在poc_alignment_enable_flag字段后,可进一步选择使用表3的比特字段,进一步标识poc_alignment_enable_flag对应操作的起始图像位置和终止图像位置。当表3的比特字段存在时,poc_alignment_enable_flag所限定的操作的有效范围为包含表3比特字段指示的起始图像和终止图像及其之间(按照图像播放顺序或图像解码顺序)的全部图像。
在本实例中,多层视频码流的传输主要包括以下步骤:
步骤1,源设备根据应用需求(如,是否同时解码和输出全部层或多个层图像),判断是否需要对多层视频执行POC对齐操作。
若需要使用POC对齐操作,源设备将poc_alignment_enable_flag的取值设置为1,否则设置为0。
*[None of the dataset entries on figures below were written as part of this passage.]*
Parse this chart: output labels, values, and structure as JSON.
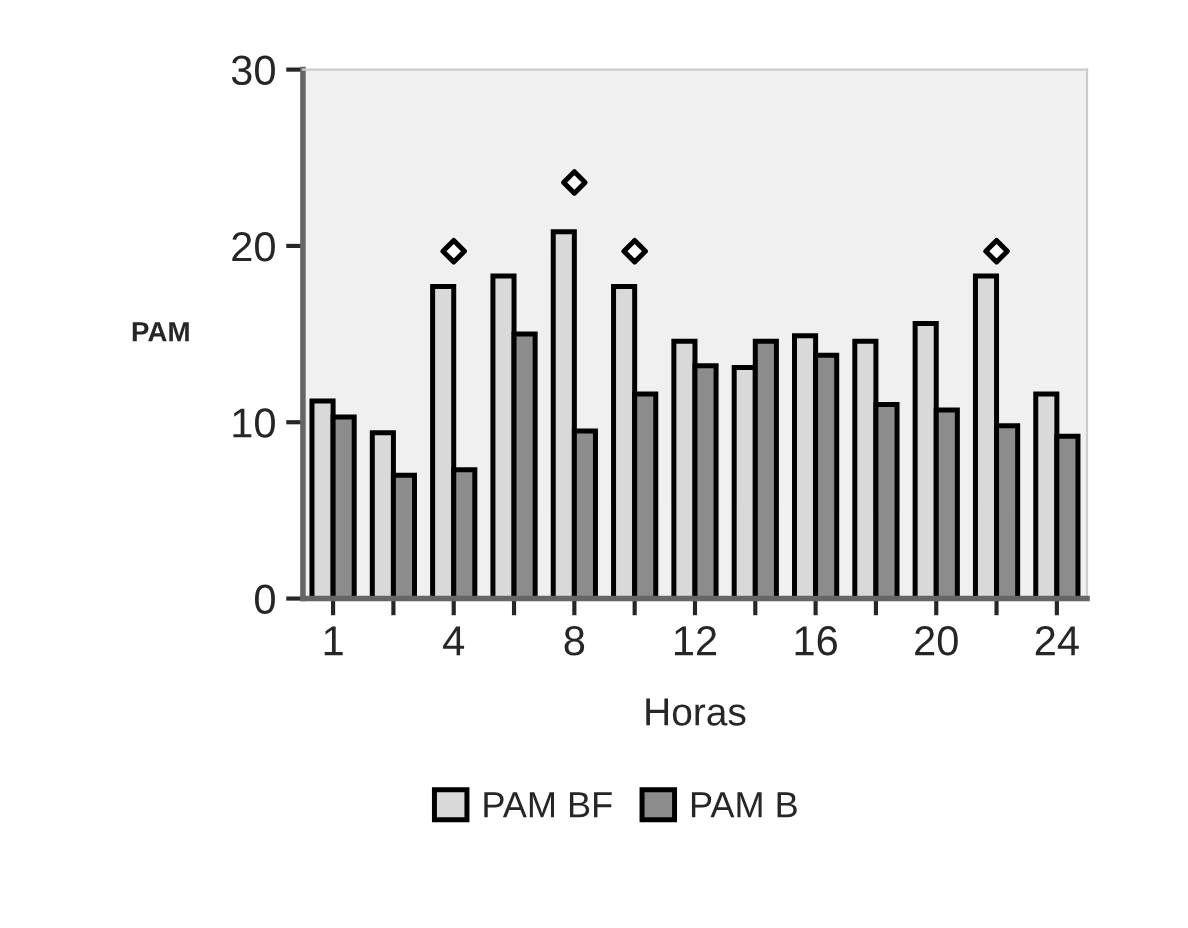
{
  "chart_data": {
    "type": "bar",
    "xlabel": "Horas",
    "ylabel": "PAM",
    "categories": [
      "1",
      null,
      "4",
      null,
      "8",
      null,
      "12",
      null,
      "16",
      null,
      "20",
      null,
      "24"
    ],
    "series": [
      {
        "name": "PAM BF",
        "color": "#d9d9d9",
        "values": [
          11.2,
          9.4,
          17.7,
          18.3,
          20.8,
          17.7,
          14.6,
          13.1,
          14.9,
          14.6,
          15.6,
          18.3,
          11.6
        ]
      },
      {
        "name": "PAM B",
        "color": "#8c8c8c",
        "values": [
          10.3,
          7.0,
          7.3,
          15.0,
          9.5,
          11.6,
          13.2,
          14.6,
          13.8,
          11.0,
          10.7,
          9.8,
          9.2
        ]
      },
      {
        "type": "scatter",
        "marker": "diamond",
        "color": "#ffffff",
        "values": [
          null,
          null,
          19.7,
          null,
          23.6,
          19.7,
          null,
          null,
          null,
          null,
          null,
          19.7,
          null
        ]
      }
    ],
    "ylim": [
      0,
      30
    ],
    "yticks": [
      0,
      10,
      20,
      30
    ],
    "legend": "bottom",
    "grid": false
  }
}
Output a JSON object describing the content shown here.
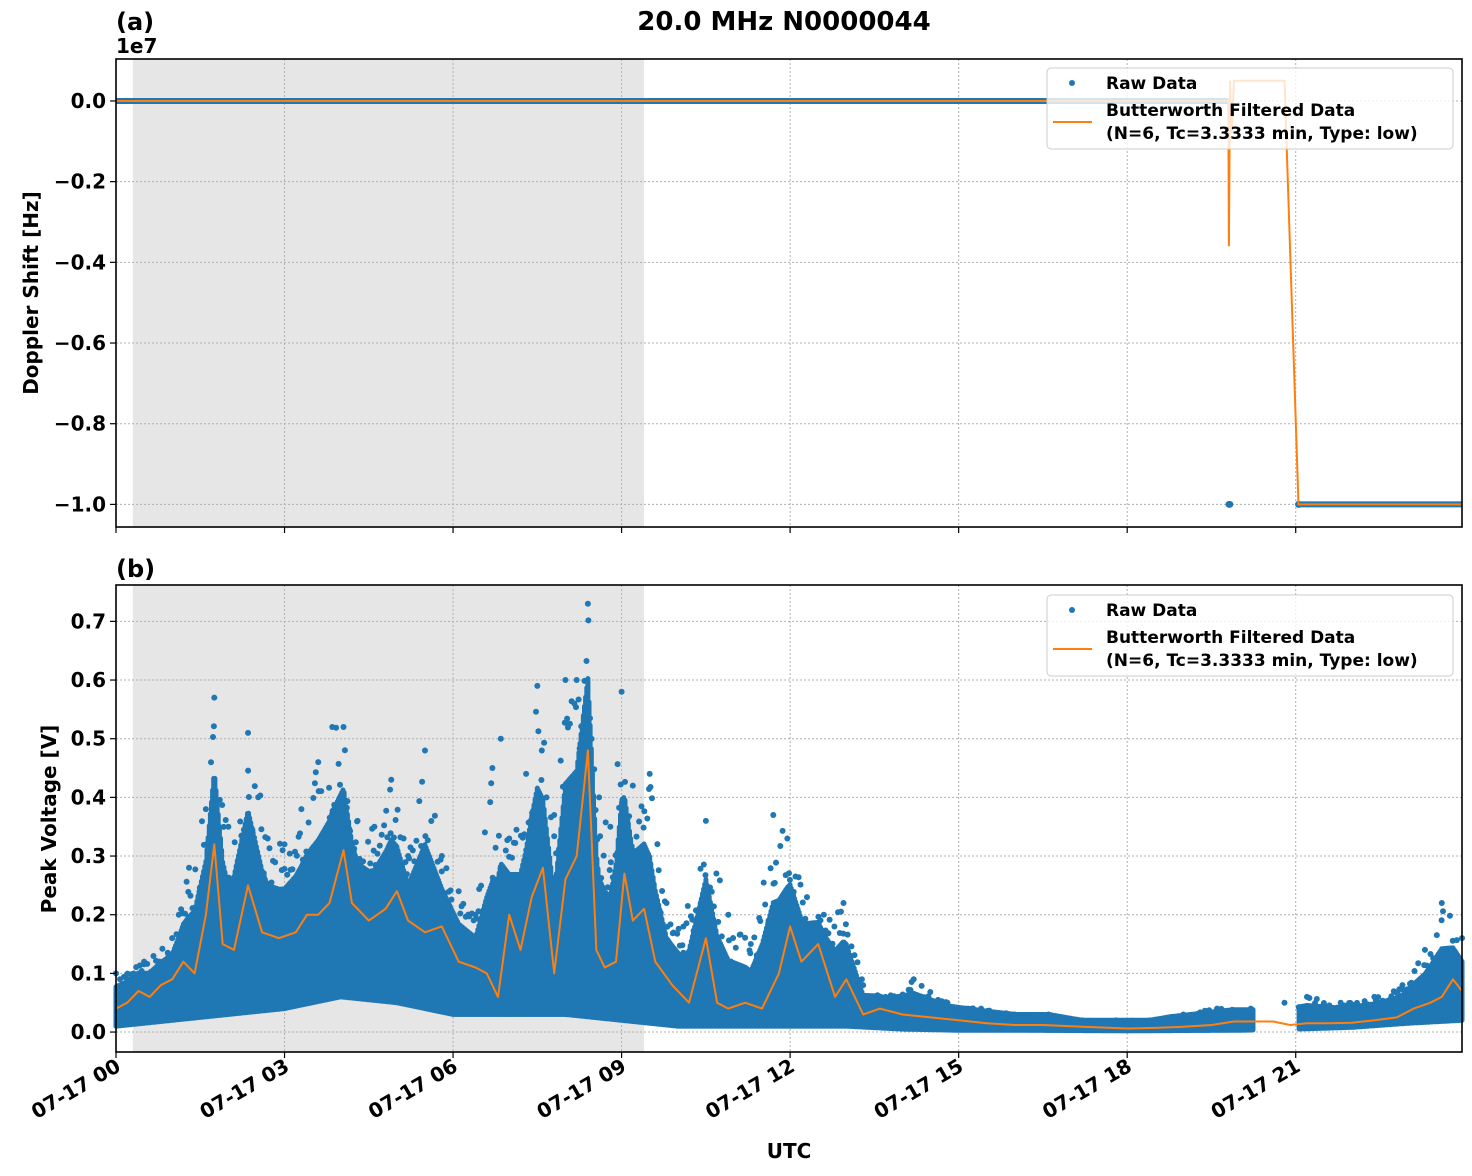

步骤2,源设备使用u(1)对应的编码方法将poc_alignment_enable_flag的取值写入VPS码流。
步骤3,源设备根据预测结构和应用需求,确定是否制定(按照图像播放顺序或图像解码顺序)连续的一段图像执行poc_alignment_enable_flag取值所指示的操作。若是,则源设备根据预测结构和应用需求,确定start_info和end_info的取值,并使用se(v)对应的编码方法将二者的取值写入码流。
步骤4,宿设备接收到码流后,使用u(1)对应的解码方法从VPS码流中获得poc_alignment_enable_flag的取值。
当码流中存在表3所示字段时,宿设备使用se(v)对应的解码方法从码流中获得start_info和end_info的取值。宿设备根据start_info和end_info的取值的取值确定poc_alignment_enable_flag取值对应操作的有效图像范围。若码流中不包含表3所示字段,宿设备设定poc_alignment_enable_flag取值对应操作的有效范围是整个视频编码序列(Coded Video Sequence,CVS)。
宿设备判断poc_alignment_enable_flag的取值为1时,宿设备可使用POC条件对视频码流进行AU边界划分。宿设备设置“同AU的输出图像的POC值相等”作为其码流检错和播放操作控制条件。若解码码流不符合该控制条件时,宿设备执行差错控制机制,进行误码掩盖和/或通过反馈信息向源设备报告错误。宿设备可直接根据POC值进行图像输出和播放控制。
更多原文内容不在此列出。